ORDINARY RESOLUTION NO. 2

PROPOSED ACQUISITIONS BY WORLDWIDE MATRIX SDN BHD (“WMSB”) OF THE FOLLOWING FROM MR WONG TZE LENG: -

• 70% EQUITY INTEREST COMPRISING 700,140 ORDINARY SHARES OF RM1.00 EACH IN UNIFIED COMMUNICATIONS SDN BHD (“UCSB”) FOR A TOTAL CASH CONSIDERATION OF RM54,000,000; AND

• 70% EQUITY INTEREST COMPRISING 700,000 ORDINARY SHARES OF SGD1.00 EACH IN UNIFIED COMMUNICATIONS PTE LTD (“UCPL”) FOR A TOTAL CASH CONSIDERATION OF RM45,000,000

“THAT subject to all relevant approvals being obtained, approval be and is hereby given for the Company to authorise WMSB, a wholly-owned subsidiary of the Company, to acquire the following from Mr Wong Tze Leng: -

• 70% equity interest comprising 700,140 ordinary shares of RM1.00 each in UCSB for a total cash consideration of RM54,000,000; and

• 70% equity interest comprising 700,000 ordinary shares of SGD1.00 each in UCPL for a total cash consideration of RM45,000,000

upon such terms and conditions as set out in the Sale and Purchase Agreement dated 26 May 2001 entered into by WMSB and Mr Wong Tze Leng and any variations and/or supplementals thereto as may be agreed by the parties AND THAT the Directors of the Company and WMSB be and are hereby authorised with full power to assent to any conditions, modifications, revaluations, variations and/or amendments including compliance with any conditions imposed by the relevant authorities and generally to enter into all other agreements and to do all acts, deeds and things which are necessary to give full effect to the aforesaid acquisitions.”

By Order of the Board

SNG NGIAP KOON

Secretary

Kuala Lumpur

24 May 2002

Notes :-

1. A member of the Company entitled to attend and vote at the general meeting is entitled to appoint a proxy to attend and vote in his/her stead. A proxy need not be a member of the Company.
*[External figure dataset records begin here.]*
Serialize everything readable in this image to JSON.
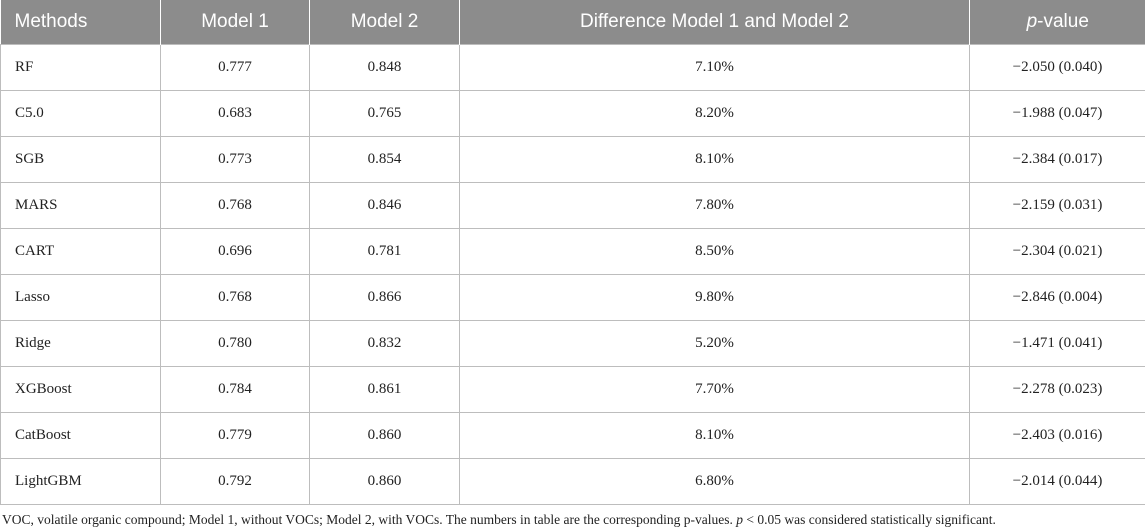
{
  "table": {
    "headers": {
      "methods": "Methods",
      "model1": "Model 1",
      "model2": "Model 2",
      "difference": "Difference Model 1 and Model 2",
      "pvalue_italic": "p",
      "pvalue_rest": "-value"
    },
    "rows": [
      {
        "method": "RF",
        "model1": "0.777",
        "model2": "0.848",
        "difference": "7.10%",
        "pvalue": "−2.050 (0.040)"
      },
      {
        "method": "C5.0",
        "model1": "0.683",
        "model2": "0.765",
        "difference": "8.20%",
        "pvalue": "−1.988 (0.047)"
      },
      {
        "method": "SGB",
        "model1": "0.773",
        "model2": "0.854",
        "difference": "8.10%",
        "pvalue": "−2.384 (0.017)"
      },
      {
        "method": "MARS",
        "model1": "0.768",
        "model2": "0.846",
        "difference": "7.80%",
        "pvalue": "−2.159 (0.031)"
      },
      {
        "method": "CART",
        "model1": "0.696",
        "model2": "0.781",
        "difference": "8.50%",
        "pvalue": "−2.304 (0.021)"
      },
      {
        "method": "Lasso",
        "model1": "0.768",
        "model2": "0.866",
        "difference": "9.80%",
        "pvalue": "−2.846 (0.004)"
      },
      {
        "method": "Ridge",
        "model1": "0.780",
        "model2": "0.832",
        "difference": "5.20%",
        "pvalue": "−1.471 (0.041)"
      },
      {
        "method": "XGBoost",
        "model1": "0.784",
        "model2": "0.861",
        "difference": "7.70%",
        "pvalue": "−2.278 (0.023)"
      },
      {
        "method": "CatBoost",
        "model1": "0.779",
        "model2": "0.860",
        "difference": "8.10%",
        "pvalue": "−2.403 (0.016)"
      },
      {
        "method": "LightGBM",
        "model1": "0.792",
        "model2": "0.860",
        "difference": "6.80%",
        "pvalue": "−2.014 (0.044)"
      }
    ]
  },
  "footnote": {
    "part1": "VOC, volatile organic compound; Model 1, without VOCs; Model 2, with VOCs. The numbers in table are the corresponding p-values. ",
    "p_italic": "p",
    "part2": " < 0.05 was considered statistically significant."
  },
  "colors": {
    "header_bg": "#8c8c8c",
    "header_text": "#ffffff",
    "border": "#bdbdbd"
  }
}
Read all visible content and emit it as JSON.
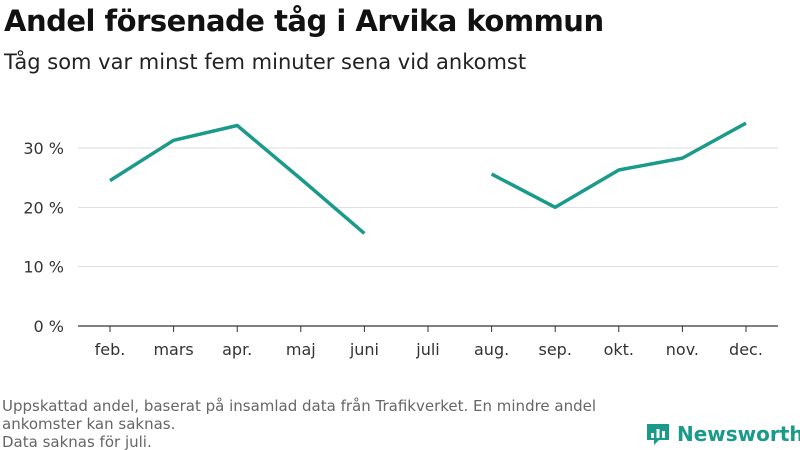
{
  "title": "Andel försenade tåg i Arvika kommun",
  "subtitle": "Tåg som var minst fem minuter sena vid ankomst",
  "footnote": {
    "line1": "Uppskattad andel, baserat på insamlad data från Trafikverket. En mindre andel ankomster kan saknas.",
    "line2": "Data saknas för juli."
  },
  "brand": {
    "name": "Newsworthy",
    "logo_icon": "bar-chart-icon",
    "color": "#1a9a8a"
  },
  "chart_data": {
    "type": "line",
    "categories": [
      "feb.",
      "mars",
      "apr.",
      "maj",
      "juni",
      "juli",
      "aug.",
      "sep.",
      "okt.",
      "nov.",
      "dec."
    ],
    "series": [
      {
        "values": [
          24.5,
          31.3,
          33.8,
          24.8,
          15.6,
          null,
          25.6,
          20.0,
          26.3,
          28.3,
          34.2
        ],
        "color": "#1a9a8a"
      }
    ],
    "y_ticks": [
      {
        "value": 0,
        "label": "0 %"
      },
      {
        "value": 10,
        "label": "10 %"
      },
      {
        "value": 20,
        "label": "20 %"
      },
      {
        "value": 30,
        "label": "30 %"
      }
    ],
    "ylim": [
      0,
      35
    ],
    "grid": true,
    "legend": "none"
  }
}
2. The instrument appointing a proxy in the case of an individual shall be signed by the appointer or his/her attorney duly authorised and in the case of a corporation, the instrument appointing a proxy must be under its common seal or under the hand of an officer or attorney duly authorised.

3. The instrument appointing a proxy must be deposited at the Registered Office of the Company at Level 3A (Tower Block), Menara Milenium, No. 8 Jalan Damanlela, Bukit Damansara, 50490 Kuala Lumpur not less than 48 hours before the time appointed for holding the meeting or any other adjournment thereof.